Unicode strings don't have an encoding - they only store code points.

>> If strings could change the encoding of their internal buffers then 
>> they'd
>> have to use a read/write lock internally on all operations that might be
>> affected when the internal representation changes. Blech.
> 
> Why?
> 
> There should be only one reference to a string until is constructed,
> and after that, its data should be immutable.  Recoding that results
> in different bytes should not be in-place.  Either it returns a new
> string (no problem) or it doesn't change the databuffer-and-encoding
> pointer until the new databuffer is fully constructed.
> 
> Anything keeping its own reference to the old databuffer (and old
> encoding) will continue to work, so immutability ==> the two buffers
> really are equivalent.

I admit that by using a separate Python object for the data buffer instead of 
a pointer to raw memory, the incref/decref in the processing code becomes the 
moral equivalent of a read lock, but consider the case where Thread A performs 
an operation and decides "I need to recode the buffer to UCS-4" at the same 
time that Thread B performs an operation and decides "I need to recode the 
buffer to UCS-4".

To deal with that you would still want to be very careful with the incref 
new/reassign/decref old step for switching in a new the data buffer (probably 
by using some form of atomic reassignment operation).

And this style has some very serious overhead implications, as each string 
would now require:
   The string object, with a 32 or 64 bit pointer to the data buffer object
   The data buffer object

String memory overhead would double, with an additional 32 or 64 bits 
depending on platform. This is a pretty significant increase when it comes to 
identifier-length strings.

So still blech, even if you make the data buffer a separate Python object to 
avoid the need for an actual read/write lock.

>> Sure certain applications that are just copying from one data stream to
>> another (both in the same encoding) may needlessly decode and then 
>> re-encode
>> the data,
> 
> Other than text editors, "certain" includes almost any application I
> have ever used, let alone written.

If you're reading text and you *know* it is ASCII data, then you can just set 
the encoding to latin-1 (since that can just copy the original bytes to the 
string's internal buffer - the actual ascii codec needs to check each byte to 
see whether or not the high bit is set, so it would be slower, and blow up 
with a DecodingError if the high bit was ever set).
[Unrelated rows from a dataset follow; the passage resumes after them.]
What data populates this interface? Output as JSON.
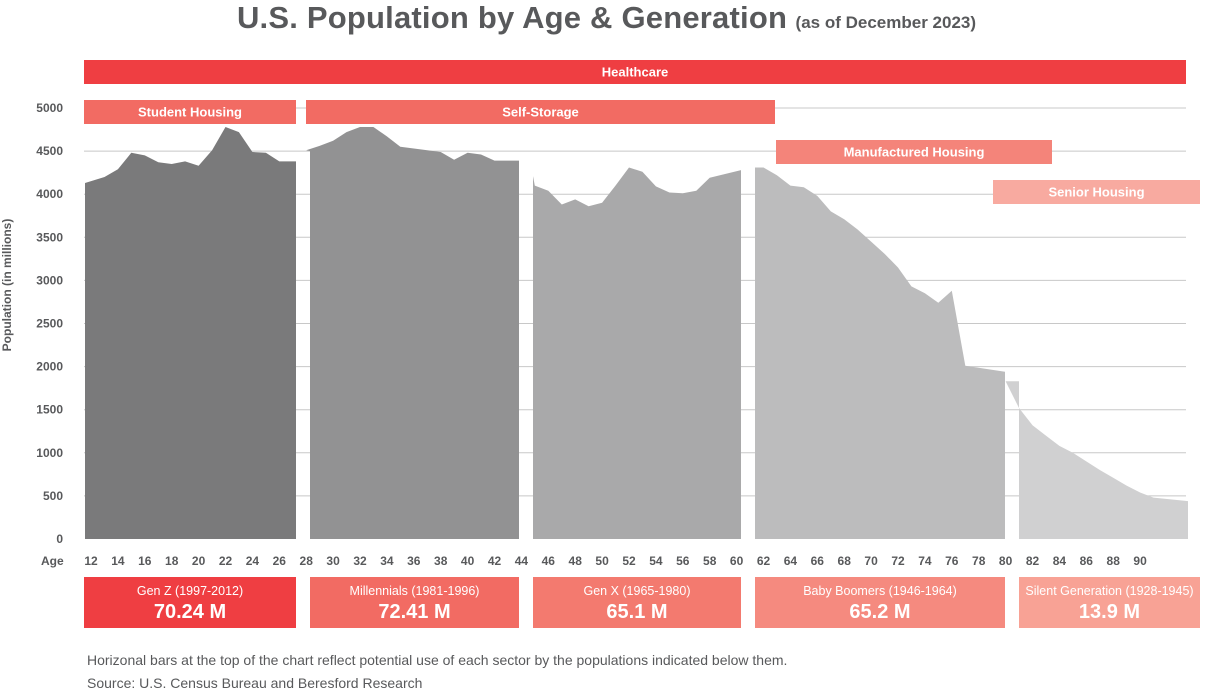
{
  "title": "U.S. Population by Age & Generation",
  "subtitle": "(as of December 2023)",
  "footnote": "Horizonal bars at the top of the chart reflect potential use of each sector by the populations indicated below them.",
  "source": "Source: U.S. Census Bureau and Beresford Research",
  "colors": {
    "gen1": "#7a7a7b",
    "gen2": "#929293",
    "gen3": "#a9a9aa",
    "gen4": "#bcbcbd",
    "gen5": "#d0d0d1",
    "healthcare": "#ef3e42",
    "student": "#f26b63",
    "storage": "#f26b63",
    "manufactured": "#f4847a",
    "senior": "#f8aaa0",
    "genz_box": "#ef3e42",
    "mill_box": "#f26b63",
    "genx_box": "#f37a6f",
    "boom_box": "#f58a7f",
    "silent_box": "#f8a295",
    "axis_text": "#58595b",
    "grid": "#c8c8c8"
  },
  "sectors": [
    {
      "label": "Healthcare",
      "ages": [
        12,
        92
      ],
      "row": 0,
      "color": "healthcare"
    },
    {
      "label": "Student Housing",
      "ages": [
        12,
        27
      ],
      "row": 1,
      "color": "student"
    },
    {
      "label": "Self-Storage",
      "ages": [
        28,
        61
      ],
      "row": 1,
      "color": "storage"
    },
    {
      "label": "Manufactured Housing",
      "ages": [
        61,
        82
      ],
      "row": 2,
      "color": "manufactured"
    },
    {
      "label": "Senior Housing",
      "ages": [
        78,
        93
      ],
      "row": 3,
      "color": "senior"
    }
  ],
  "chart_data": {
    "type": "area",
    "title": "U.S. Population by Age & Generation",
    "subtitle": "(as of December 2023)",
    "xlabel": "Age",
    "ylabel": "Population (in millions)",
    "ylim": [
      0,
      5000
    ],
    "yticks": [
      0,
      500,
      1000,
      1500,
      2000,
      2500,
      3000,
      3500,
      4000,
      4500,
      5000
    ],
    "xticks": [
      12,
      14,
      16,
      18,
      20,
      22,
      24,
      26,
      28,
      30,
      32,
      34,
      36,
      38,
      40,
      42,
      44,
      46,
      48,
      50,
      52,
      54,
      56,
      58,
      60,
      62,
      64,
      66,
      68,
      70,
      72,
      74,
      76,
      78,
      80,
      82,
      84,
      86,
      88,
      90
    ],
    "grid": true,
    "series": [
      {
        "name": "Gen Z (1997-2012)",
        "total": "70.24 M",
        "color": "gen1",
        "box": "genz_box",
        "x": [
          12,
          13,
          14,
          15,
          16,
          17,
          18,
          19,
          20,
          21,
          22,
          23,
          24,
          25,
          26,
          27
        ],
        "values": [
          4130,
          4200,
          4290,
          4480,
          4450,
          4370,
          4350,
          4380,
          4330,
          4510,
          4780,
          4720,
          4490,
          4480,
          4380,
          4380
        ]
      },
      {
        "name": "Millennials (1981-1996)",
        "total": "72.41 M",
        "color": "gen2",
        "box": "mill_box",
        "x": [
          27.5,
          28,
          29,
          30,
          31,
          32,
          33,
          34,
          35,
          36,
          37,
          38,
          39,
          40,
          41,
          42,
          43
        ],
        "values": [
          4500,
          4510,
          4560,
          4620,
          4720,
          4780,
          4780,
          4670,
          4550,
          4530,
          4510,
          4490,
          4400,
          4480,
          4460,
          4390,
          4390
        ]
      },
      {
        "name": "Gen X (1965-1980)",
        "total": "65.1 M",
        "color": "gen3",
        "box": "genx_box",
        "x": [
          44,
          45,
          46,
          47,
          48,
          49,
          50,
          51,
          52,
          53,
          54,
          55,
          56,
          57,
          58,
          59
        ],
        "values": [
          4210,
          4100,
          4040,
          3880,
          3940,
          3860,
          3900,
          4100,
          4310,
          4260,
          4090,
          4020,
          4010,
          4040,
          4190,
          4280
        ]
      },
      {
        "name": "Baby Boomers (1946-1964)",
        "total": "65.2 M",
        "color": "gen4",
        "box": "boom_box",
        "x": [
          60,
          61,
          62,
          63,
          64,
          65,
          66,
          67,
          68,
          69,
          70,
          71,
          72,
          73,
          74,
          75,
          76,
          77,
          78
        ],
        "values": [
          4310,
          4310,
          4310,
          4220,
          4100,
          4080,
          3980,
          3800,
          3710,
          3590,
          3450,
          3310,
          3150,
          2930,
          2850,
          2740,
          2880,
          2010,
          1940
        ]
      },
      {
        "name": "Silent Generation (1928-1945)",
        "total": "13.9 M",
        "color": "gen5",
        "box": "silent_box",
        "x": [
          79,
          80,
          81,
          82,
          83,
          84,
          85,
          86,
          87,
          88,
          89,
          90,
          91,
          92
        ],
        "values": [
          1830,
          1830,
          1520,
          1320,
          1200,
          1080,
          1000,
          900,
          800,
          710,
          620,
          540,
          480,
          440
        ]
      }
    ]
  }
}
I suspect an awful lot of quick-and-dirty scripts written by native English 
speakers will do exactly that.

>> but if the application *knows* that this might happen (and has
>> reason to care about optimising the performance of this case), then the
>> application is free to decouple the "reading" and "decoding" steps, 
>> and just
>> transfer raw bytes between the streams.
> 
> So adding boilerplate to treat text as bytes "for efficiency" may
> become a standard recipe?  Not so good.

No, the standard recipe becomes "handle bytes as bytes and text as 
characters". If you know your source data is 8-bit text (or are happy to treat 
it that way, even if it isn't), then use the latin-1 codec to decode the 
original bytes directly to 8-bit characters.

Or just open the file in binary and read the data in as bytes instead of 
characters.

Cheers,
Nick.

-- 
Nick Coghlan   |   ncoghlan at gmail.com   |   Brisbane, Australia
---------------------------------------------------------------
             http://www.boredomandlaziness.org